Originally published February 14, 2006
Anyone who has delved into data from the real world knows it can be messy. Survey takers can write down the wrong response. People entering data into a computer can type in the wrong numbers. Computers sometimes garble data because of software bugs (especially when converting one file format to another). Data formats become obsolete as software changes. Electronic data recorders break or go out of adjustment. Analysts mislabel units and make calculational errors.
Cleaning the data to correct such problems is almost always necessary, but this step is often ignored. Ask about the process that was used to clean the data. If the response is just a blank stare or worse, you know you are in trouble. Many companies (such as AT&T and Sega of America) now assign people to check for data quality in the face of all the problems associated with real data.

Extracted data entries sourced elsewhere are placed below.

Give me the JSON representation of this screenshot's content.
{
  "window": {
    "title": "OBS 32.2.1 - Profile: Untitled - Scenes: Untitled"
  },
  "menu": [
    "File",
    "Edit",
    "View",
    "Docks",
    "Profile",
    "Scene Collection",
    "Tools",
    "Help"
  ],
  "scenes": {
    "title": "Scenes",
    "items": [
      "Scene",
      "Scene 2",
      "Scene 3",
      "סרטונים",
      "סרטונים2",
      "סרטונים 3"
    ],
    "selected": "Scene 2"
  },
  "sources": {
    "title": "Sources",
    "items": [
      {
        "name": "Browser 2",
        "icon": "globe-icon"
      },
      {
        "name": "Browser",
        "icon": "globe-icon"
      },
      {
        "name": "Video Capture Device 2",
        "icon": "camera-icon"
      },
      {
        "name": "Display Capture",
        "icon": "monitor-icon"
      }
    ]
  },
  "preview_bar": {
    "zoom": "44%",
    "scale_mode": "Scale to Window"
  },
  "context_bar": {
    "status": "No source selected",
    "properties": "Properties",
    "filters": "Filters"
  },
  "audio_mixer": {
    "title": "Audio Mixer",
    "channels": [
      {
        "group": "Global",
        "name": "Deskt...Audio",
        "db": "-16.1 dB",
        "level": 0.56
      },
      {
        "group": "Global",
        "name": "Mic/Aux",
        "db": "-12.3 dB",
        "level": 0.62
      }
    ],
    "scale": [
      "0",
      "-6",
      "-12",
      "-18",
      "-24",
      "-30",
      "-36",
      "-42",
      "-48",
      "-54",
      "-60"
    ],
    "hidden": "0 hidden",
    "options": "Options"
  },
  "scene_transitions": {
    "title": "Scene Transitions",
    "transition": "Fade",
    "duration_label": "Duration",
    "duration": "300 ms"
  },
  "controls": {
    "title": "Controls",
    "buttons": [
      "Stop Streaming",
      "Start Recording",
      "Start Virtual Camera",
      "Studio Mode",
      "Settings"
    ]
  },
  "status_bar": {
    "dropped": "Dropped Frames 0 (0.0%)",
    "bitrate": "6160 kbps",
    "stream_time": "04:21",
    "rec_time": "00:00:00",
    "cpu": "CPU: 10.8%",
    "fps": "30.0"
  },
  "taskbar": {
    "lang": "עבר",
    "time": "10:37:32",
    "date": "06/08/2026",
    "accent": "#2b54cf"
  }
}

Some of the more famous examples of how small mistakes in data processing can have disastrous results are found in the space program. In 1962, the Mariner I spacecraft went off course soon after launch and had to be destroyed. The cause of the malfunction was a missing hyphen in a single line of FORTRAN code. Arthur C. Clarke later quipped that this $80 million launch was ruined by “the most expensive hyphen in history.” (CNET online retells the story of this launch as well as other famous computer glitches.)

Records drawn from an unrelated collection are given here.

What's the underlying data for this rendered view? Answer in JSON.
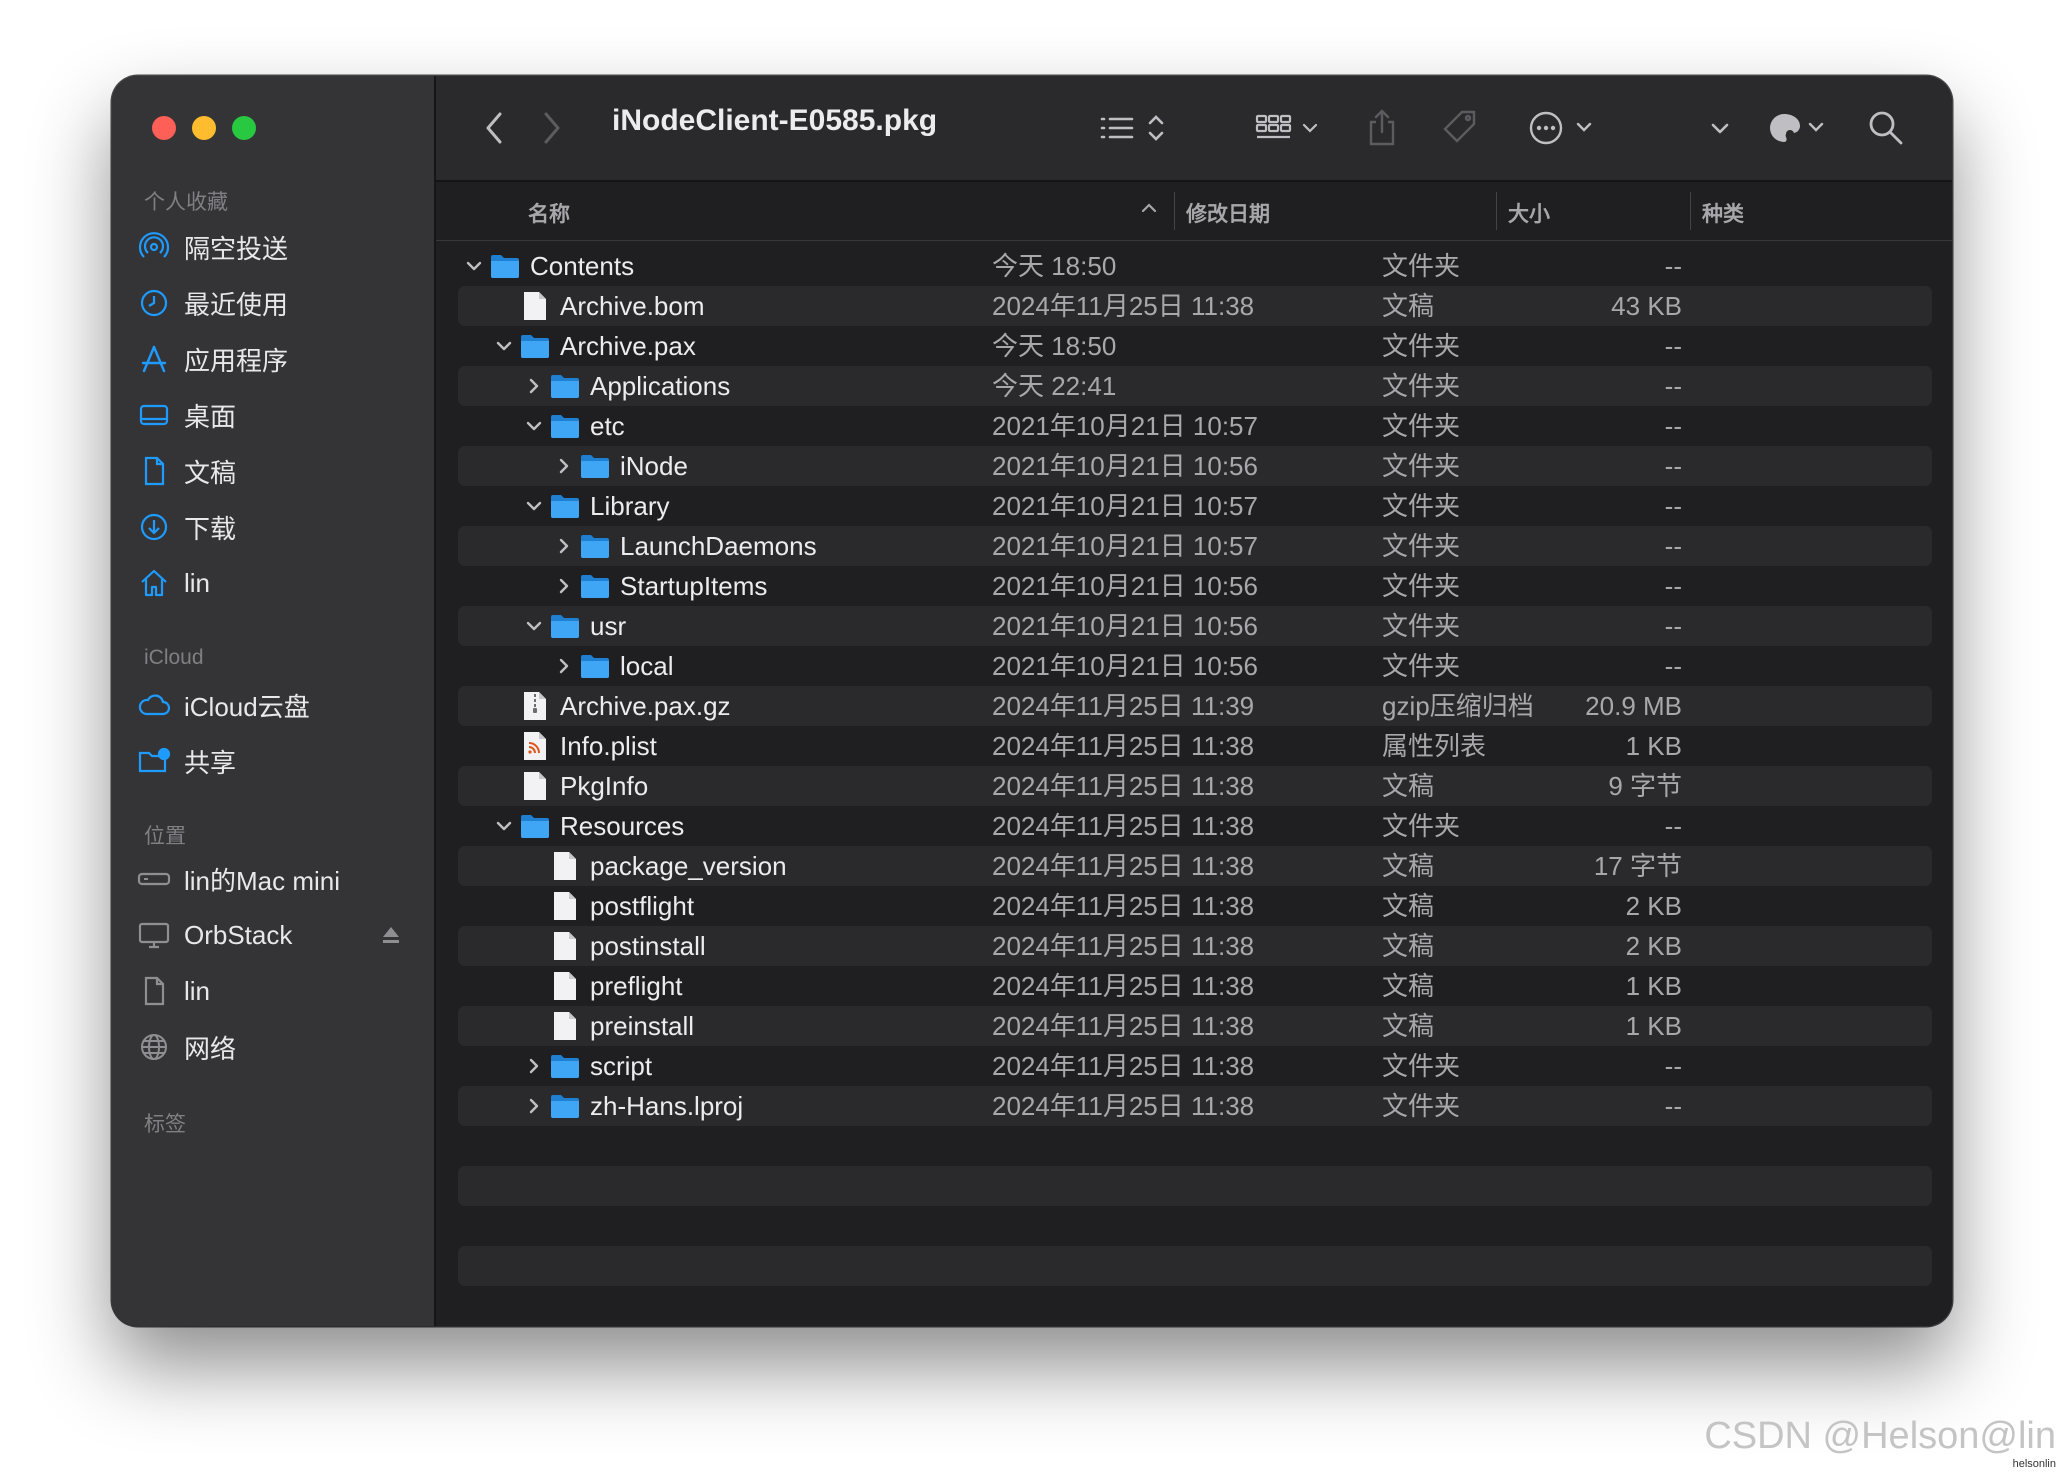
{
  "window": {
    "title": "iNodeClient-E0585.pkg"
  },
  "sidebar": {
    "sections": [
      {
        "heading": "个人收藏",
        "items": [
          {
            "label": "隔空投送",
            "icon": "airdrop-icon"
          },
          {
            "label": "最近使用",
            "icon": "clock-icon"
          },
          {
            "label": "应用程序",
            "icon": "applications-icon"
          },
          {
            "label": "桌面",
            "icon": "desktop-icon"
          },
          {
            "label": "文稿",
            "icon": "document-icon"
          },
          {
            "label": "下载",
            "icon": "download-icon"
          },
          {
            "label": "lin",
            "icon": "home-icon"
          }
        ]
      },
      {
        "heading": "iCloud",
        "items": [
          {
            "label": "iCloud云盘",
            "icon": "cloud-icon"
          },
          {
            "label": "共享",
            "icon": "shared-folder-icon"
          }
        ]
      },
      {
        "heading": "位置",
        "items": [
          {
            "label": "lin的Mac mini",
            "icon": "mac-mini-icon"
          },
          {
            "label": "OrbStack",
            "icon": "monitor-icon"
          },
          {
            "label": "lin",
            "icon": "document-icon"
          },
          {
            "label": "网络",
            "icon": "network-globe-icon"
          }
        ]
      },
      {
        "heading": "标签",
        "items": []
      }
    ]
  },
  "columns": {
    "name": "名称",
    "date": "修改日期",
    "size": "大小",
    "kind": "种类"
  },
  "files": [
    {
      "name": "Contents",
      "date": "今天 18:50",
      "size": "--",
      "kind": "文件夹",
      "level": 0,
      "type": "folder",
      "expanded": true
    },
    {
      "name": "Archive.bom",
      "date": "2024年11月25日 11:38",
      "size": "43 KB",
      "kind": "文稿",
      "level": 1,
      "type": "file"
    },
    {
      "name": "Archive.pax",
      "date": "今天 18:50",
      "size": "--",
      "kind": "文件夹",
      "level": 1,
      "type": "folder",
      "expanded": true
    },
    {
      "name": "Applications",
      "date": "今天 22:41",
      "size": "--",
      "kind": "文件夹",
      "level": 2,
      "type": "folder",
      "expanded": false
    },
    {
      "name": "etc",
      "date": "2021年10月21日 10:57",
      "size": "--",
      "kind": "文件夹",
      "level": 2,
      "type": "folder",
      "expanded": true
    },
    {
      "name": "iNode",
      "date": "2021年10月21日 10:56",
      "size": "--",
      "kind": "文件夹",
      "level": 3,
      "type": "folder",
      "expanded": false
    },
    {
      "name": "Library",
      "date": "2021年10月21日 10:57",
      "size": "--",
      "kind": "文件夹",
      "level": 2,
      "type": "folder",
      "expanded": true
    },
    {
      "name": "LaunchDaemons",
      "date": "2021年10月21日 10:57",
      "size": "--",
      "kind": "文件夹",
      "level": 3,
      "type": "folder",
      "expanded": false
    },
    {
      "name": "StartupItems",
      "date": "2021年10月21日 10:56",
      "size": "--",
      "kind": "文件夹",
      "level": 3,
      "type": "folder",
      "expanded": false
    },
    {
      "name": "usr",
      "date": "2021年10月21日 10:56",
      "size": "--",
      "kind": "文件夹",
      "level": 2,
      "type": "folder",
      "expanded": true
    },
    {
      "name": "local",
      "date": "2021年10月21日 10:56",
      "size": "--",
      "kind": "文件夹",
      "level": 3,
      "type": "folder",
      "expanded": false
    },
    {
      "name": "Archive.pax.gz",
      "date": "2024年11月25日 11:39",
      "size": "20.9 MB",
      "kind": "gzip压缩归档",
      "level": 1,
      "type": "archive"
    },
    {
      "name": "Info.plist",
      "date": "2024年11月25日 11:38",
      "size": "1 KB",
      "kind": "属性列表",
      "level": 1,
      "type": "plist"
    },
    {
      "name": "PkgInfo",
      "date": "2024年11月25日 11:38",
      "size": "9 字节",
      "kind": "文稿",
      "level": 1,
      "type": "file"
    },
    {
      "name": "Resources",
      "date": "2024年11月25日 11:38",
      "size": "--",
      "kind": "文件夹",
      "level": 1,
      "type": "folder",
      "expanded": true
    },
    {
      "name": "package_version",
      "date": "2024年11月25日 11:38",
      "size": "17 字节",
      "kind": "文稿",
      "level": 2,
      "type": "file"
    },
    {
      "name": "postflight",
      "date": "2024年11月25日 11:38",
      "size": "2 KB",
      "kind": "文稿",
      "level": 2,
      "type": "file"
    },
    {
      "name": "postinstall",
      "date": "2024年11月25日 11:38",
      "size": "2 KB",
      "kind": "文稿",
      "level": 2,
      "type": "file"
    },
    {
      "name": "preflight",
      "date": "2024年11月25日 11:38",
      "size": "1 KB",
      "kind": "文稿",
      "level": 2,
      "type": "file"
    },
    {
      "name": "preinstall",
      "date": "2024年11月25日 11:38",
      "size": "1 KB",
      "kind": "文稿",
      "level": 2,
      "type": "file"
    },
    {
      "name": "script",
      "date": "2024年11月25日 11:38",
      "size": "--",
      "kind": "文件夹",
      "level": 2,
      "type": "folder",
      "expanded": false
    },
    {
      "name": "zh-Hans.lproj",
      "date": "2024年11月25日 11:38",
      "size": "--",
      "kind": "文件夹",
      "level": 2,
      "type": "folder",
      "expanded": false
    }
  ],
  "watermark": "CSDN @Helson@lin",
  "watermark_small": "helsonlin",
  "colors": {
    "accent": "#1e9bff",
    "folder": "#3ea6f5",
    "sidebar_bg": "#343437",
    "main_bg": "#1f1f21"
  }
}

More recently (1999), NASA’s Mars Climate Orbiter was lost in space because engineers on the project forgot to convert English units to metric units in a key data file, a mistake that cost scientists years of work and taxpayers $125 million. (Source: Sawyer, Kathy. “Engineers’ Lapse Led to Loss of Mars Spacecraft: Lockheed Didn't Tally Metric Units.” The Washington Post. October 1, 1999, p. A1.)
Bad data can have a real cost for a business. If a 500,000-piece mailing uses an address list with an error rate of 20%, the company wastes $300,000 by sending mailings to incorrect addresses. It loses even more money because among those 100,000 missed prospects are about 1,500 people who would have become customers and purchased thousands of dollars worth of the company’s products over their lifetime. The losses from these missed customers can be many times greater than the immediate direct losses. (Source: Aragon, Lawrence. “Down with Dirt.” PC Week. October 27, 1997, p. 83.)

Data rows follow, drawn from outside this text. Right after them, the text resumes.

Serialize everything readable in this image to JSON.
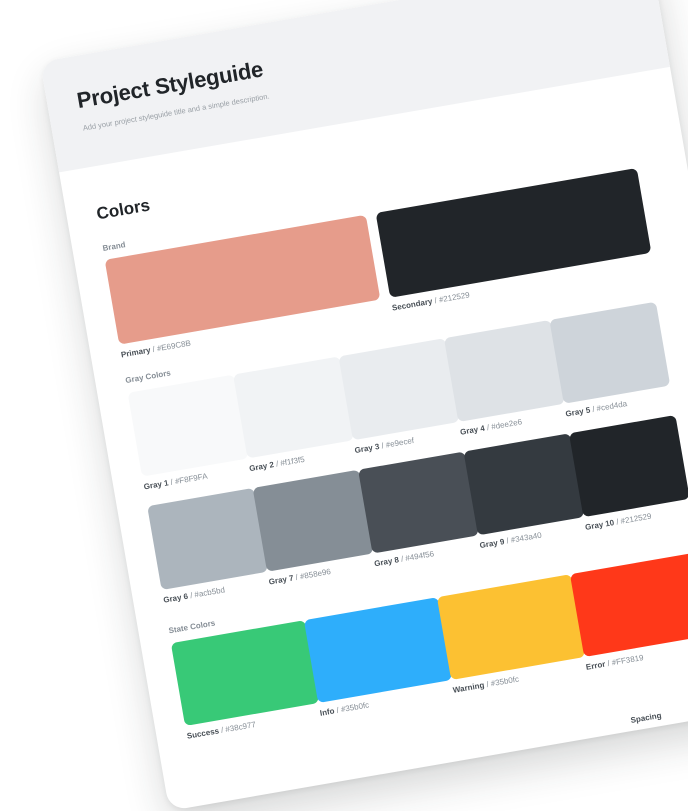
{
  "header": {
    "title": "Project Styleguide",
    "subtitle": "Add your project styleguide title and a simple description."
  },
  "colors_section": {
    "heading": "Colors",
    "brand": {
      "label": "Brand",
      "primary": {
        "name": "Primary",
        "hex": "#E69C8B",
        "color": "#E69C8B"
      },
      "secondary": {
        "name": "Secondary",
        "hex": "#212529",
        "color": "#212529"
      }
    },
    "gray": {
      "label": "Gray Colors",
      "items": [
        {
          "name": "Gray 1",
          "hex": "#F8F9FA",
          "color": "#F8F9FA"
        },
        {
          "name": "Gray 2",
          "hex": "#f1f3f5",
          "color": "#f1f3f5"
        },
        {
          "name": "Gray 3",
          "hex": "#e9ecef",
          "color": "#e9ecef"
        },
        {
          "name": "Gray 4",
          "hex": "#dee2e6",
          "color": "#dee2e6"
        },
        {
          "name": "Gray 5",
          "hex": "#ced4da",
          "color": "#ced4da"
        },
        {
          "name": "Gray 6",
          "hex": "#acb5bd",
          "color": "#acb5bd"
        },
        {
          "name": "Gray 7",
          "hex": "#858e96",
          "color": "#858e96"
        },
        {
          "name": "Gray 8",
          "hex": "#494f56",
          "color": "#494f56"
        },
        {
          "name": "Gray 9",
          "hex": "#343a40",
          "color": "#343a40"
        },
        {
          "name": "Gray 10",
          "hex": "#212529",
          "color": "#212529"
        }
      ]
    },
    "state": {
      "label": "State Colors",
      "items": [
        {
          "name": "Success",
          "hex": "#38c977",
          "color": "#38c977"
        },
        {
          "name": "Info",
          "hex": "#35b0fc",
          "color": "#2eaefb"
        },
        {
          "name": "Warning",
          "hex": "#35b0fc",
          "color": "#fcc132"
        },
        {
          "name": "Error",
          "hex": "#FF3819",
          "color": "#FF3819"
        }
      ]
    }
  },
  "footer": {
    "spacing_label": "Spacing"
  }
}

It is crucial to pore over raw data to check for anomalies before doing extensive analyses. For example, typographical errors can lead numbers to be ten, one hundred or one million times bigger than they should be. Looking over the raw data can help you identify such problems before you waste time doing analysis using incorrect numbers.
Bad data can ruin your credibility and call your work into question. Even if there is only one small mistake, it makes your readers wonder how many other mistakes have crept into your analysis. It is difficult to restore your credibility after some obvious mistake is revealed, so avoid this problem in the first place. Dig into your numbers and root out these problems before you finalize your memo, paper or presentation.
Some Specific Advice
If your data come from a non-electronic source, type the data into the computer yourself, assuming there is a manageable amount of data. There is no substitute for this effort, even if you are a highly paid executive, because it will help you identify inconsistencies and problems with the data and give you ideas for how to interpret them. This technique also gives you a feeling for the data that cannot be replicated in any other way. You will almost surely see patterns and gain unexpected insights from this effort.
Check that the main totals are the sum of the subtotals. Most documents are rife with typographical errors and incorrect calculations. Therefore, you should not rely blindly on any data source’s summations but calculate them from the base data. You can check your typing accuracy by comparing the sums to those in the source of data. If they match exactly, it is unlikely that your typing is in error. Even if you don’t check these sums, you can bet that some of your readers or listeners will. Do it yourself and avoid that potential embarrassment.
Check that the information is current. Do not forget that business and government statistics are revised regularly. Make sure you know the vintage of the input data used in the analysis. For example, don’t compare analysis results generated using one year’s census data with those based on another year’s data (unless your sole purpose is to analyze trends over time).
Check relationships between numbers that should be related in a predictable way. Such comparisons can teach valuable lessons. For example, when examining data on carbon emissions of different countries, a newcomer to the field of greenhouse gas emissions analysis might expect that the amount of carbon emitted per person would not differ much among industrialized countries. In examining such data, however, we find large differences in carbon emitted per person, from less than 1 metric ton/person/year in Portugal to more than 6 tons/person/year in Luxembourg. Determining why such differences exist is the logical next step, which will inevitably lead to further analysis and understanding.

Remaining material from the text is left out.